Wed Mar 8 20:50:03 EST 2006

I just checked in some changes that do aggressive optimization on the 
pow operator in numexpr. Now all integral and half integral powers 
between [-50 and 50] are computed using multiples and sqrt. (Empirically 
50 seemed to be the closest round number to the breakeven point.)

I mention this primarily because I think it's cool. But also, it's the 
kind of optimization that I don't think would be feasible in numpy 
itself short of defining a whole pile of special cases, either separate 
ufuncs or separate loops within a single ufunc, one for each case that 
needed optimizing. Otherwise the bookkeeping overhead would overwhelm 
the savings of replacing pow with multiplies.

Now all of the bookkeeping is done in Python, which makes it easy; and 
done once ahead of time and translated into bytecode, which makes it 
fast. The actual code that does the optimization is included below for 
those of you interested enough to care, but not interested enough to 
check it out of the sandbox. It could be made simpler, but I jump 
through some hoops to avoid unnecessary mulitplies. For instance, 
starting 'r' as 'OpNode('ones_like', [a])' would simplify things 
signifigantly, but at the cost of adding an extra multiply in most cases.

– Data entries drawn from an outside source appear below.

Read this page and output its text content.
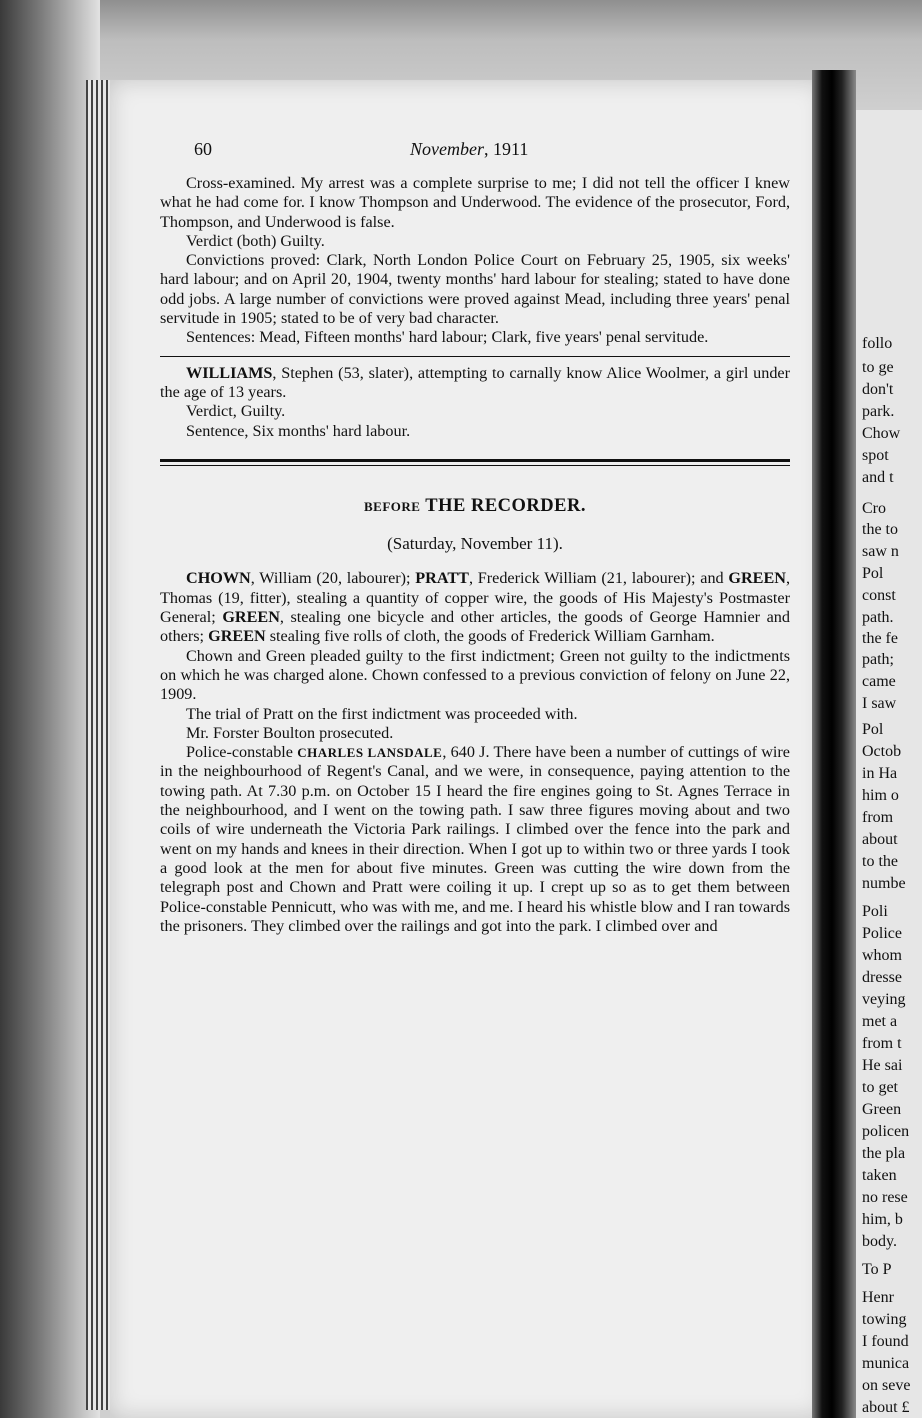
60	November, 1911

Cross-examined. My arrest was a complete surprise to me; I did not tell the officer I knew what he had come for. I know Thompson and Underwood. The evidence of the prosecutor, Ford, Thompson, and Underwood is false.

Verdict (both) Guilty.

Convictions proved: Clark, North London Police Court on February 25, 1905, six weeks' hard labour; and on April 20, 1904, twenty months' hard labour for stealing; stated to have done odd jobs. A large number of convictions were proved against Mead, including three years' penal servitude in 1905; stated to be of very bad character.

Sentences: Mead, Fifteen months' hard labour; Clark, five years' penal servitude.

WILLIAMS, Stephen (53, slater), attempting to carnally know Alice Woolmer, a girl under the age of 13 years.

Verdict, Guilty.

Sentence, Six months' hard labour.

BEFORE THE RECORDER.
(Saturday, November 11).

CHOWN, William (20, labourer); PRATT, Frederick William (21, labourer); and GREEN, Thomas (19, fitter), stealing a quantity of copper wire, the goods of His Majesty's Postmaster General; GREEN, stealing one bicycle and other articles, the goods of George Hamnier and others; GREEN stealing five rolls of cloth, the goods of Frederick William Garnham.

Chown and Green pleaded guilty to the first indictment; Green not guilty to the indictments on which he was charged alone. Chown confessed to a previous conviction of felony on June 22, 1909.

The trial of Pratt on the first indictment was proceeded with.

Mr. Forster Boulton prosecuted.

Police-constable CHARLES LANSDALE, 640 J. There have been a number of cuttings of wire in the neighbourhood of Regent's Canal, and we were, in consequence, paying attention to the towing path. At 7.30 p.m. on October 15 I heard the fire engines going to St. Agnes Terrace in the neighbourhood, and I went on the towing path. I saw three figures moving about and two coils of wire underneath the Victoria Park railings. I climbed over the fence into the park and went on my hands and knees in their direction. When I got up to within two or three yards I took a good look at the men for about five minutes. Green was cutting the wire down from the telegraph post and Chown and Pratt were coiling it up. I crept up so as to get them between Police-constable Pennicutt, who was with me, and me. I heard his whistle blow and I ran towards the prisoners. They climbed over the railings and got into the park. I climbed over and

follo
to ge
don't
park.
Chow
spot
and t
Cro
the to
saw n
Pol
const
path.
the fe
path;
came
I saw
Pol
Octob
in Ha
him o
from
about
to the
numbe
Poli
Police
whom
dresse
veying
met a
from t
He sai
to get
Green
policen
the pla
taken
no rese
him, b
body.
To P
Henr
towing
I found
munica
on seve
about £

That brings up an interesting idea. If 'mul' were made smarter, so that 
it recognized OpNode('ones_like', [a]) and ConstantNode(1), then not 
only would that speed some 'mul' cases up, it would simplify the code 
for 'pow' as well. I'll have to look into that tomorrow.

Regards,

-tim

        if True: # Aggressive
            RANGE = 50 # Approximate break even point with pow(x,y)
            # Optimize all integral and half integral powers in [-RANGE, 
RANGE]
            # Note: for complex numbers RANGE would be larger.
            if (int(2*x) == 2*x) and (-RANGE <= abs(x) <= RANGE):
                n = int(abs(x))
                ishalfpower = int(abs(2*x)) % 2
                r = None
                p = a
                mask = 1
                while True:
                    if (n & mask):
                        if r is None:
                            r = p
                        else:
                            r = OpNode('mul', [r,p])
                    mask <<= 1
                    if mask > n:
                        break
                    p = OpNode('mul', [p,p])
                if ishalfpower:
                    sqrta = OpNode('sqrt', [a])
                    if r is None:
                        r = sqrta
                    else:        
                        r = OpNode('mul', [r, sqrta])
                if r is None:
                    r = OpNode('ones_like', [a])
                if x < 0:
                    r = OpNode('div', [ConstantNode(1), r])
                return r